Il treno dell’amore

Il treno dell’amore

Difficile commentare i versetti del Vangelo di Giovanni per questa VI domenica del tempo Pasquale, anno A (Gv 14,15-21): difficili da commentare soprattutto se si cerca una qualche notizia di attualità che possa aiutarci a comprenderli meglio. Le parole di Gesù parlano di comandamenti e di amore, due realtà che paiono contraddittorie, due realtà che, oggi, non vanno di moda, se si esce dall’utilizzo banale e ipocrita a cui spesso sono sottoposte entrambe. Si parla di comandamenti facendo riferimento alle leggi e invocando, spesso sdegnati, il rispetto della legalità come unica possibilità di instaurare una convivenza civile, ma poi quanti si interrogano davvero su cosa significhi costruire leggi giuste e applicarle con intelligenza alla vita di tutti i giorni? Quanti sono davvero disposti ad accettare con consapevolezza la logica di limitare gli spazi della propria libertà individuale nella prospettiva di crescere insieme agli altri nella costruzione del bene comune?

Si parla in continuazione di amore, ma è possibile capirsi davvero sul significato di una parola così abusata e maltrattata? In fondo le continue notizie di cronaca proprio sul tema degli abusi nei confronti soprattutto di donne e bambini e sempre più spesso all’interno dell’ambito famigliare, non finiscono per mettere in discussione proprio l’idea di amore che oggi viene sempre più confusa con l’idea di una piena e totale realizzazione di sé?
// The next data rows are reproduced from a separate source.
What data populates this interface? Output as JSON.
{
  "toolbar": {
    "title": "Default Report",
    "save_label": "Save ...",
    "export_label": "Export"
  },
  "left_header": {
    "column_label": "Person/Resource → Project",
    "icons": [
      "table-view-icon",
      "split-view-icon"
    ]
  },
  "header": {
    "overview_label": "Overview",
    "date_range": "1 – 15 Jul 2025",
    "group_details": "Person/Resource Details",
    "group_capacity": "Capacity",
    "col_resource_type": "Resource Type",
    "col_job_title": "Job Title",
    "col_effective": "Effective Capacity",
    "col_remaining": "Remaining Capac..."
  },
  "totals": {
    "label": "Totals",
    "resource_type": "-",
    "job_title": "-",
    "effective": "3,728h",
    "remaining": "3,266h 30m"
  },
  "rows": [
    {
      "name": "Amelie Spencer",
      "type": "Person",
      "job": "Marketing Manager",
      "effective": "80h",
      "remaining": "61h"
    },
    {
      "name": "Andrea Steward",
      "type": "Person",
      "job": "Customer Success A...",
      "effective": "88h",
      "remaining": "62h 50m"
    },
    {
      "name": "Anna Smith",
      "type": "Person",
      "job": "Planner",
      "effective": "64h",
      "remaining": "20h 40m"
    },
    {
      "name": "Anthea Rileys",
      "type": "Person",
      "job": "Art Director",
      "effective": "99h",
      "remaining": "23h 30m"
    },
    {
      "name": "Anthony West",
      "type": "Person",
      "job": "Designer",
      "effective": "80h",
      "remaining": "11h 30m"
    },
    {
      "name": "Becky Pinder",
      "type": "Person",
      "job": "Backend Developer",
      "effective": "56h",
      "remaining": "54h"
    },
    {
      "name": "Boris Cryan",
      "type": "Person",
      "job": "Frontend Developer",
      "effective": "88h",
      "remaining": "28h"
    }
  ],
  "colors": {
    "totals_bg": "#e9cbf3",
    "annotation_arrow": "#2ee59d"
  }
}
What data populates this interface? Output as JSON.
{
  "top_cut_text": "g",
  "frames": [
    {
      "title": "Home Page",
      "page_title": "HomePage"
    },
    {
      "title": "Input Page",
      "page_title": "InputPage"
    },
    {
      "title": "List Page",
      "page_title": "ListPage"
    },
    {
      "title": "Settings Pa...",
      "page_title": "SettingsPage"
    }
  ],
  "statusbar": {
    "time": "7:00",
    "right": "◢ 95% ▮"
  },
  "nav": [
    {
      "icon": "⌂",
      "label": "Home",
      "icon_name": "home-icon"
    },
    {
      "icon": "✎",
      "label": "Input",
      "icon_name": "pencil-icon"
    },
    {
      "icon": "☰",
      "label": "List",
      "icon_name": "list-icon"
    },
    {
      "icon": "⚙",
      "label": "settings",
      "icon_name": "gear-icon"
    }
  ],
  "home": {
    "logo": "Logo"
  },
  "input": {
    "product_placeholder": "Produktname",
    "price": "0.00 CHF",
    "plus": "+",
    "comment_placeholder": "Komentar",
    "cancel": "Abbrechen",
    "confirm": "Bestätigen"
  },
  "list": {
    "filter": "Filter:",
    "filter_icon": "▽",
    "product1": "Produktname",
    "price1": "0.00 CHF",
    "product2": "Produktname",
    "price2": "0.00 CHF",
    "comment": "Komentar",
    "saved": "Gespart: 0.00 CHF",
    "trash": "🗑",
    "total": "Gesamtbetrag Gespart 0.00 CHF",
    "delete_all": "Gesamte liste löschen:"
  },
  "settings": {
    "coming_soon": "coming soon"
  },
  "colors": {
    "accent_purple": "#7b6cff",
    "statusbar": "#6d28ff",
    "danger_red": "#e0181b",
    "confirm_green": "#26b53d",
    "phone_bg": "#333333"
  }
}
Strana società quella che pretende di sostenersi a partire dal rispetto delle regole preteso sempre dagli altri, che raramente si concretizza in un amore che sappia farsi prossimo nelle forme della gratuità incondizionata. Una società destinata davvero a implodere su se stessa, sempre più chiusa a cercare di risolvere i propri problemi attraverso la stesura continua di nuove leggi, ma incapace di offrire una prospettiva dinamica e aperta al futuro, una prospettiva che venga davvero percepita come desiderabile soprattutto dai più giovani.

Gesù ci parla della necessità di tenere insieme comandamenti e amore, anzi, prospetta proprio la possibilità che amare davvero significhi seguire delle leggi, dare forma concreta alle scelte del vivere. Siamo lontanissimi da una prospettiva sentimentalista, ma proprio per questo pienamente in linea con l’idea che un  amore vero, per essere umanamente vivibile, abbia bisogno di una forma stabile ma allo stesso tempo dinamica.

Siamo abituati a vedere le leggi come strutture che incasellano, limitano, definiscono e chiudono, ma il fatto che Gesù, nel solco della vera tradizione biblica, le associ all’amore, ci aiuta a comprenderne la vera natura: i comandamenti sono parole di vita che ci aiutano a capire come dare forma concreta all’amore. Gesù ce li presenta come parole che ci mantengono in relazione e che ci fanno camminare: quello che il nostro mondo, oggi, fa fatica a comprendere è che non è necessario ripartire da capo ogni volta, sentirsi figli di nessuno, cercare una libertà priva di appartenenze che sia la condizione di partenza necessaria per costruirsi una identità. Si può accettare come benedizione il fatto che si possa camminare sul solco di una tradizione, aiutati da parole che ci indicano la direzione senza costringerci a prendere una identità che non sia la nostra.

Il Consolatore che Gesù ci promette è lo Spirito dei figli che non si sperimentano mai soli, lo Spirito di conoscenza di cui abbiamo bisogno per comprendere che l’amore, per essere davvero libero e dinamico, secondo la sua vera natura, non può fare a meno dei binari su cui muoversi, altrimenti rischierebbe di diventare un treno impazzito destinato prima o poi a deragliare. Lo scambio dei binari è immagine efficace per chiarire il senso delle parole di Gesù: osservare i suoi comandamenti vuol dire accettare di rallentare in prossimità dello scambio, creando le condizioni per scegliere bene la direzione. Per vivere pienamente la dinamica dell’amore abbiamo bisogno di binari sicuri che ci permettano di esprimere tutta la potenza propulsiva della nostra locomotiva. L’alternativa sarebbe un tragico incidente, un amore inteso e vissuto malamente e in maniera egoistica, oppure un treno perfettamente funzionante chiuso in una officina in attesa di una manutenzione che non avverrà mai, la triste realtà dei tanti che oggi non sanno dare un nome ai propri sentimenti.